The news that two of the biggest players on the global tech stage are competing to invest in DeepSeek is not just a business headline; it is a confirmation of the tectonic shift occurring in the Artificial Intelligence industry. According to a report from eu.36kr.com, the Chinese startup, which managed to shake the dominance of OpenAI and Nvidia in early 2025, is now at the center of an investment war. While the names of the two companies have not been officially confirmed, analysts are pointing toward Chinese giants like ByteDance and Alibaba, or even Western entities looking for ways to bypass the high cost of computing power.

The Rise of DeepSeek and the Disruption of Scaling Laws

For years, the Silicon Valley dogma was simple: more data and more processors (GPUs) equal smarter AI. DeepSeek shattered this myth. With the release of its DeepSeek-V3 and DeepSeek-R1 models, the company proved that clever architecture and advanced algorithms can deliver GPT-4 level performance at a fraction of the training cost. This "efficiency" is what has triggered the investor frenzy. In a world where Nvidia charges tens of thousands of dollars for every H100 chip, the promise of an AI that requires less energy and less hardware is the "holy grail" of profitability.

DeepSeek, based in Hangzhou, began as a research lab backed by High-Flyer Quant, a hedge fund specializing in quantitative analysis. This background allowed them to approach AI not as a linguistic problem, but as a resource optimization problem. Their success in reaching the top of benchmarks using only about 2,000 Nvidia chips, while competitors use hundreds of thousands, has permanently altered the investment map.

Geopolitical Chess and Strategic Importance

The competition to invest in DeepSeek is about more than just profits. It’s about controlling intellectual property in an era of intense geopolitical rivalry between the US and China. US export restrictions on high-end chips to China forced Chinese companies to become more creative. DeepSeek is the brightest example of this "creativity under pressure." The two prospective investors seem to recognize that whoever controls DeepSeek’s technology will have the edge in the next phase of AI, where efficiency will be more important than raw scale.

  • Training Costs: DeepSeek reduced the cost of training large models by nearly 90%.
  • Open Weights: Its strategy of publishing model weights has created a massive ecosystem of supporters.
  • Resilience: Its ability to operate in resource-constrained environments makes it ideal for edge computing and local applications.

ByteDance, for instance, could use DeepSeek’s technology to optimize TikTok’s recommendation algorithms with minimal additional hardware costs.
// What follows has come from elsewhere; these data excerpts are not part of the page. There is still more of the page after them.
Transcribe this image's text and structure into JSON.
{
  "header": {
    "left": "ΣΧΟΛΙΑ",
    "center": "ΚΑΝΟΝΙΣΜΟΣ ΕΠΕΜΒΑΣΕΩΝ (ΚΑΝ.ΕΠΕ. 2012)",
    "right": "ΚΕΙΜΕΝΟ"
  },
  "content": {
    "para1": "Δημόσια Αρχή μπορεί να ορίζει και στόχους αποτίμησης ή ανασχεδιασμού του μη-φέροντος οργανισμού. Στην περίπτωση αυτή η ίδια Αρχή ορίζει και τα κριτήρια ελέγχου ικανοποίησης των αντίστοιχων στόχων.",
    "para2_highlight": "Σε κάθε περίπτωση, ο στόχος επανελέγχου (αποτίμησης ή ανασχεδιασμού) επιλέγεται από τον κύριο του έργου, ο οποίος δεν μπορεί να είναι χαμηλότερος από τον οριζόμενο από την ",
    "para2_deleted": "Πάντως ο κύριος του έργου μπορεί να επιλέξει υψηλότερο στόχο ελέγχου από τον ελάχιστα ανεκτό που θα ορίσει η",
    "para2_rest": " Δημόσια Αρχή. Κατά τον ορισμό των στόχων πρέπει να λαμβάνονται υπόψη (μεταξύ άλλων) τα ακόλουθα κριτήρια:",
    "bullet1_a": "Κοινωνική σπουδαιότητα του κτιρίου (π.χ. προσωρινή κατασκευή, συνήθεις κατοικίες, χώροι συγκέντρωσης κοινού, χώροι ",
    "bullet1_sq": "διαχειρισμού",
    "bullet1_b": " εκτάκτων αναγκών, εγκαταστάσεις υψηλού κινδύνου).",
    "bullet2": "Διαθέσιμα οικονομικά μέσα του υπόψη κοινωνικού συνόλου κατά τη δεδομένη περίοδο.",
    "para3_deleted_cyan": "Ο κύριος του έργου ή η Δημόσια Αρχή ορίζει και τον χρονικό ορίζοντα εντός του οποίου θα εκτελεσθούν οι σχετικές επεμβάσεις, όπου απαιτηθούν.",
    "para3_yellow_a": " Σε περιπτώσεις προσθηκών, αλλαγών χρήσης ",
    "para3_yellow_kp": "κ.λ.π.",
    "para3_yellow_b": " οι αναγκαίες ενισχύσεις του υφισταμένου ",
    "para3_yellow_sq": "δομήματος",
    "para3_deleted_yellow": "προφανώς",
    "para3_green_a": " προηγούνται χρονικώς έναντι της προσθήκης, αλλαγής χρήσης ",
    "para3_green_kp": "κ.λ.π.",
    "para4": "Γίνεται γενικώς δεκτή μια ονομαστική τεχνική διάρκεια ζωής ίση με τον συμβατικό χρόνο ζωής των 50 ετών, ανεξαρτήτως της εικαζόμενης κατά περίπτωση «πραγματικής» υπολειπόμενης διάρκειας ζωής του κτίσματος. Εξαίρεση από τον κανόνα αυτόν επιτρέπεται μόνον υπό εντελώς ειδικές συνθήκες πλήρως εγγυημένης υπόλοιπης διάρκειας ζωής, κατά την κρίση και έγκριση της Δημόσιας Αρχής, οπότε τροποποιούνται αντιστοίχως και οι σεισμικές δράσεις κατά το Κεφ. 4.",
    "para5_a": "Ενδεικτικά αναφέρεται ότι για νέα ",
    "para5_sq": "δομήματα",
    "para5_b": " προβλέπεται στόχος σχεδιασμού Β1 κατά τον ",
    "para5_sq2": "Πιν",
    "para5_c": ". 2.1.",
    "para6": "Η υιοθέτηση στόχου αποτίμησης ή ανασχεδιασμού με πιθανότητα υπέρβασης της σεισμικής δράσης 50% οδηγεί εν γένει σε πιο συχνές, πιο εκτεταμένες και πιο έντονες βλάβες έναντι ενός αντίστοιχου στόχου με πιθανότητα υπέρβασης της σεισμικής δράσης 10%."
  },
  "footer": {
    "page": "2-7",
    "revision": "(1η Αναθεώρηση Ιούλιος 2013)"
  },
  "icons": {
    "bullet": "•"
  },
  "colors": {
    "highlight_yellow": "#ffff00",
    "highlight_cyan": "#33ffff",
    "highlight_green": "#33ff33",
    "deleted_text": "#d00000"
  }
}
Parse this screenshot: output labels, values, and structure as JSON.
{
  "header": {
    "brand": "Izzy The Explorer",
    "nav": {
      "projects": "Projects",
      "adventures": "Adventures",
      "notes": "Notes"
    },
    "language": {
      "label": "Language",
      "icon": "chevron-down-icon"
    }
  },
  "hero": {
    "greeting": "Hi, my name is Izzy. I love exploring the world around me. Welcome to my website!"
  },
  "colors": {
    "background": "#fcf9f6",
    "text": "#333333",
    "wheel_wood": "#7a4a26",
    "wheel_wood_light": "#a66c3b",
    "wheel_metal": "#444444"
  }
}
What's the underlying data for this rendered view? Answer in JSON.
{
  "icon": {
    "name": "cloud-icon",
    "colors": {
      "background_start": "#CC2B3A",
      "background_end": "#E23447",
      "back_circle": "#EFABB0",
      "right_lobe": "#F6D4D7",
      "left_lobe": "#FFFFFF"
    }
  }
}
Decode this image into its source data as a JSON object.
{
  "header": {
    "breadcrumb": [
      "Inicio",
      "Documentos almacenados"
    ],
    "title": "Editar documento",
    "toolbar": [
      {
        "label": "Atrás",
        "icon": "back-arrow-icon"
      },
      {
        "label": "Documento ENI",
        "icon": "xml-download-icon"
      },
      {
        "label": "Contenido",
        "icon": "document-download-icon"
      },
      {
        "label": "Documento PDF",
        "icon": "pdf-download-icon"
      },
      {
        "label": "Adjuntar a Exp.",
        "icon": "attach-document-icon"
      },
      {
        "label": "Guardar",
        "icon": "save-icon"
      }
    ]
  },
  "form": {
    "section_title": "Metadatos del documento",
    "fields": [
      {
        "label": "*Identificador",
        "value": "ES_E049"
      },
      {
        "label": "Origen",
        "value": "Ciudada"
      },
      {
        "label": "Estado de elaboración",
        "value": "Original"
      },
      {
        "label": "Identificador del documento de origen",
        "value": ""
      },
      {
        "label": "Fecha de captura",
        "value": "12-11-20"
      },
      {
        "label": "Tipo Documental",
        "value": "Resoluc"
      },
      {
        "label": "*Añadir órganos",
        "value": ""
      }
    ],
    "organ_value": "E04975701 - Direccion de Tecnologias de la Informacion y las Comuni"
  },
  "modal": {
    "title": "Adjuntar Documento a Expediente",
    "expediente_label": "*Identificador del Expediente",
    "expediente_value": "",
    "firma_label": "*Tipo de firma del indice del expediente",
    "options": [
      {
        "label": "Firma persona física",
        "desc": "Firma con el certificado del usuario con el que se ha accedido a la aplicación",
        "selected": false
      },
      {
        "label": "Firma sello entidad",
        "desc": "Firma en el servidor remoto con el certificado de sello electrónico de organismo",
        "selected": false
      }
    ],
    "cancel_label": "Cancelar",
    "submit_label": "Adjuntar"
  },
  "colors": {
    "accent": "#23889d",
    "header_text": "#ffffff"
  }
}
On the other hand, Alibaba could integrate these models into its cloud services, offering customers the most economical AI on the market. The competition is fierce because the stakes involve survival in a market cannibalized by energy costs.

The Challenge of Independence

Despite the intense interest, DeepSeek faces a dilemma. Accepting a massive investment from a tech giant could limit its freedom to publish its research as open source. So far, the company has gained the trust of the global developer community precisely because it is transparent. If it turns into a "closed" lab for a large corporation, it risks losing the advantage of rapid improvement through community feedback.

"DeepSeek is not just a company; it is proof that intelligence isn't always bought with brute force, but with elegant design," says a market analyst cited by eu.36kr.com.

As we head into the second half of 2026, the outcome of this investment battle will determine whether AI remains a game for the few and the wealthy, or if DeepSeek’s approach will democratize access to top-tier technology. What is certain is that the days of reckless capital spending for compute power are coming to an end, as efficiency emerges as the new king of the industry.